To: [email protected]
Subject: Re: LF: Earth Electrodes
From: Markus Vester <[email protected]>
Date: Tue, 14 Dec 2010 13:44:20 -0500
In-reply-to: <[email protected]>
References: <80E0204D3E534137903FE0B8E499597F@IBM7FFA209F07C><[email protected]><C38D87D2AED243D59ED8357663143FF4@IBM7FFA209F07C><[email protected]> <[email protected]>
Reply-to: [email protected]
Sender: [email protected]
Dear Roger, Andy,
 
interesting thread - let me state a few thoughts here:
 
- as far as I understand, the purpose of the dual array at the Clam Lake facility was to avoid the nulls in the coverage pattern. In effect, they used two orthoganal loops fed in quadrature.
 
- even at 76 Hz, the skin depth in ocean water is only about 26 meters. Despite that the external noise is being attenuated as well, and that sensitive trailing receive antennas could have been employed, I still think that the signaling was limited to a couple of hundred meters depth.  
- the electromagnetic fields do not really propagate "through the earth", at least not very far. The skin depth in "normal ground" at 9 kHz is only a few tens of meters, and even low conductivity rock has a large attenuation. The farfield radiation happens only by coupling of the subsurface current loop to propagating waves above ground.
 
- in principle a wide spread array of transmitter stations could be used to increase fieldstrangth at a given point. But if you start looking at multiple wavelength arrays you will get unwanted directivity, and would have to steer towards a single target receiver. A much more worthwile effort would be a large receiver array. This can be easily done with small antennas, soundcard recording with GPS injection, data collection via internet, and a posteriori software focussing. One could even focus on multiple transmitters simultaneously.
Best regards,
Markus (DF6NM)

-----Ursprüngliche Mitteilung-----
Von: Roger Lapthorn <[email protected]>
An: [email protected]
Verschickt: Di., 14. Dez. 2010, 18:14
Thema: Re: LF: Earth Electrodes

Andy,

Surely two synchronised TX systems can only increase ERP by 3dB maximum? ...or am I missing something?

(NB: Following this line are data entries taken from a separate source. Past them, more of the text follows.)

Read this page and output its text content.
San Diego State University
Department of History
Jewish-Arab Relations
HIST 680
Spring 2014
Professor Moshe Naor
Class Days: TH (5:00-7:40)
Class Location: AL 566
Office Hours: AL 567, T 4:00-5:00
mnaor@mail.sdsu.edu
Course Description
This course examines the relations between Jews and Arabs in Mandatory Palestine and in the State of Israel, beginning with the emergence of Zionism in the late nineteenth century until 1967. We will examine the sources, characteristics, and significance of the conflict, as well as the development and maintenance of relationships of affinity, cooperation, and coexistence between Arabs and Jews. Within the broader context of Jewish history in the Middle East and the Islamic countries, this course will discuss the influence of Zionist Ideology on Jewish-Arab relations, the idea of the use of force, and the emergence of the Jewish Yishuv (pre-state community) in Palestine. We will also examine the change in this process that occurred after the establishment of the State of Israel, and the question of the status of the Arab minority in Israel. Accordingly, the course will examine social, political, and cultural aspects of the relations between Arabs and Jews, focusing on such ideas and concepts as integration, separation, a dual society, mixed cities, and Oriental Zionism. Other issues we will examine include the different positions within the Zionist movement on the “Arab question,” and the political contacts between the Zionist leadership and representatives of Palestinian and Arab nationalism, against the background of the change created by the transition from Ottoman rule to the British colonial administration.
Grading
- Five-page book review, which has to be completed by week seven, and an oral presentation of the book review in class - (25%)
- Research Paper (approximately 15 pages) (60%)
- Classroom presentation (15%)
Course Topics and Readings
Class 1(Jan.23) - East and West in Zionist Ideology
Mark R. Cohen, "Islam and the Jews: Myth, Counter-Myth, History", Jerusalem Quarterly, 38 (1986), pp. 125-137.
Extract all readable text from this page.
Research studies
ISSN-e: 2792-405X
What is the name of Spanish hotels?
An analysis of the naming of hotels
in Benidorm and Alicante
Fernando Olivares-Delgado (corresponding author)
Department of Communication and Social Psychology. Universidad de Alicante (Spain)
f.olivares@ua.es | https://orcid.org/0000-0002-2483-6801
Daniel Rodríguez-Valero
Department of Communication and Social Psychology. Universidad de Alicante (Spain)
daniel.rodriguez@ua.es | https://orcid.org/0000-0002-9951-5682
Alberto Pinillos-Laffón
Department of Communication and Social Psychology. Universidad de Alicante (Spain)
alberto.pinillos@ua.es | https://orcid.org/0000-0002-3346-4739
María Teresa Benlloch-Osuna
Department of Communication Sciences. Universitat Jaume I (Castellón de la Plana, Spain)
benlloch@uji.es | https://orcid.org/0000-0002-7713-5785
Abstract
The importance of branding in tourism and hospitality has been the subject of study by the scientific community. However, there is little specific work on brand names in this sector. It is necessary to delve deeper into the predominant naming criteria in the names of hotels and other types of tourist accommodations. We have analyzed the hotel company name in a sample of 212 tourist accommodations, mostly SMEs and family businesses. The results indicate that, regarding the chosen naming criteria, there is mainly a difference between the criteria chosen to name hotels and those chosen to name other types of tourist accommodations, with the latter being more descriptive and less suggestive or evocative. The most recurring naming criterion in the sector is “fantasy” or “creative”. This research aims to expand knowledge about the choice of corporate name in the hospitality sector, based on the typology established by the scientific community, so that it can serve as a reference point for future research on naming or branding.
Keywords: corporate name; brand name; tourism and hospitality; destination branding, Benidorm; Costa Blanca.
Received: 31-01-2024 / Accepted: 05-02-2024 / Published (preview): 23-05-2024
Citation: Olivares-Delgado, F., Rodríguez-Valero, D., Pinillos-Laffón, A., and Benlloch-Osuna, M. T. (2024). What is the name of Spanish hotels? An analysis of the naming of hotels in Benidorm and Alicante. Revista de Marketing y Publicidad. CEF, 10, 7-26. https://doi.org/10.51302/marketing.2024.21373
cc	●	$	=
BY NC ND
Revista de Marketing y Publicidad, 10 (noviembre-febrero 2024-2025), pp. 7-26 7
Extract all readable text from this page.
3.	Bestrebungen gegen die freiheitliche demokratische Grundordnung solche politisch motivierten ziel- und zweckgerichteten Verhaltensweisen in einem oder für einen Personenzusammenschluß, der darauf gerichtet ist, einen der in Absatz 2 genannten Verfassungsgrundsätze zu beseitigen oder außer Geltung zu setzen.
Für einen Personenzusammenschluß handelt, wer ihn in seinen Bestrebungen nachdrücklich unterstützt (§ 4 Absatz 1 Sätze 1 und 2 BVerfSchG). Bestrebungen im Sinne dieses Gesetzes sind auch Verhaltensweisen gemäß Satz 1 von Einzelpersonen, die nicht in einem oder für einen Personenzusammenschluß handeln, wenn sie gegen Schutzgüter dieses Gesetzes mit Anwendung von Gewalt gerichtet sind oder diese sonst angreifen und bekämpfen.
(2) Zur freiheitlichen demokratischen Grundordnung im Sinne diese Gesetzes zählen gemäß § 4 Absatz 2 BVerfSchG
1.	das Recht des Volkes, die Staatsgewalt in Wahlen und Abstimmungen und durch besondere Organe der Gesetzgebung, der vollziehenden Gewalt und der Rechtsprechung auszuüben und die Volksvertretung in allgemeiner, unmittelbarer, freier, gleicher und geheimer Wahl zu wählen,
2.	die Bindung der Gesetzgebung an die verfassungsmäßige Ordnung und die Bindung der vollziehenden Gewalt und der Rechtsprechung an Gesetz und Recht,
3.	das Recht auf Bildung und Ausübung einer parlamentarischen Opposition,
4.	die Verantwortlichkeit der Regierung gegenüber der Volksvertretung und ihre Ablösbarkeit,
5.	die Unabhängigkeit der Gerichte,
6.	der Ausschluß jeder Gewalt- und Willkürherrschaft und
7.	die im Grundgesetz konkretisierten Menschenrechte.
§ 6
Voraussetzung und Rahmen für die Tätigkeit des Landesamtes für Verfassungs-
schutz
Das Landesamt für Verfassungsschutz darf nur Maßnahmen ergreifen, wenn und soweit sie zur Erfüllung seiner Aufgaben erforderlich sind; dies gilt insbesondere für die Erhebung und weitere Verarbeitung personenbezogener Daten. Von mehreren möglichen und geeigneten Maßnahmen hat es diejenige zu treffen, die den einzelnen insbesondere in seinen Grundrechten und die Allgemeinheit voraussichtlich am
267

Yes, 600m baseline is similar to Sanguine pro rata with frequency and that system got a megawatt TX output signal around the world and to a considerable depth in the ocean with 100% reliability. Luckily we don't need to reach the ocean floors, so our ERP can be somewhat lower (!). A 600m baseline would not be that difficult to arrange for a portable test out in the countryside or across National Trust land or woodlands.

73s
Roger G3XBM

On 14 December 2010 16:54, Andy Talbot <[email protected]> wrote:
Google "Project Sanguine"
 
  http://www.fas.org/nuke/guide/usa/c3i/fs_clam_lake_elf2003.pdf   suggests more than 60km of cable used at 76Hz, so pro-rata not dissimiliar to 600m earth spacing at 9kHz
 
However, they do use two synchronised transmitters, so the effective baseline becomes far greater.  
 
Now, how abot that for 8970Hz.   Two stattion using low cost simple GPSDOs and similar DDS / synthesizers can reasonably guarantee their respective frequencies accuracy to 10^-9 short term  At 10kHz (to keep numbers simple), that is a differnece freq of no more than 10^-5, or 100000 seconds, or one cycle in just over a day.  And over this period, GPS derived sources will average out as spot-on.
 
So, for low cost simple amateur coherent wide spaced VLF signalling frequency is not an issue.    SIgnal element timing can be synchronised to sub microsecnds, again using GPS timing.
 
Maybe worth thinking about.   Reading the posts so far, 'JNT interest could be rekindled, so may yet apply for my NoV - although with a total house plot of only some 25 x  7  metres, there not really any scope for Tx antennas unless I use ground wires looping over the garden wall into and along the road at the back
 
Andy
 


 
On 14 December 2010 16:27, Chris <[email protected]> wrote:
HiStefan,
Yes, but 600m is VERY long! The wire even laying on the ground I would expect to radiate quite well at 137 with that length! And how many watts?? ERP??
I am sure 8970 would do well through the ground at the sort of powers being spoken about. Probably ideal for submarines, as Roger says!
Vy 73, Chris, G4AYT.
----- Original Message -----
Sent: Tuesday, December 14, 2010 2:49 PM
Subject: Re: LF: Earth Electrodes

Hi Chris,

But how do you explain that i have crossed 49.6 km with a 600m spaced earth electrode antenna on 8970 Hz? It was rather summer time than winther (regarding QRN)! With the same antenna, my 137 kHz signal was seen 20 dB above noise near Paris in DFCW-3!?????

73, Stefan


Am 14.12.2010 15:15, schrieb Chris:
Hi Mal,
Yes, that is what I had concluded years ago. No harm in trying though!
Further to your previous e-mail to LF, looks to me like beacons are now becoming the norm on 136/7kHz band and below. I have no problem with that personally, indeed, I think it preferable to a QSO taking forever! I woud like to see full idents though, no matter how slow.
Vy 73,
Chris, G4AYT.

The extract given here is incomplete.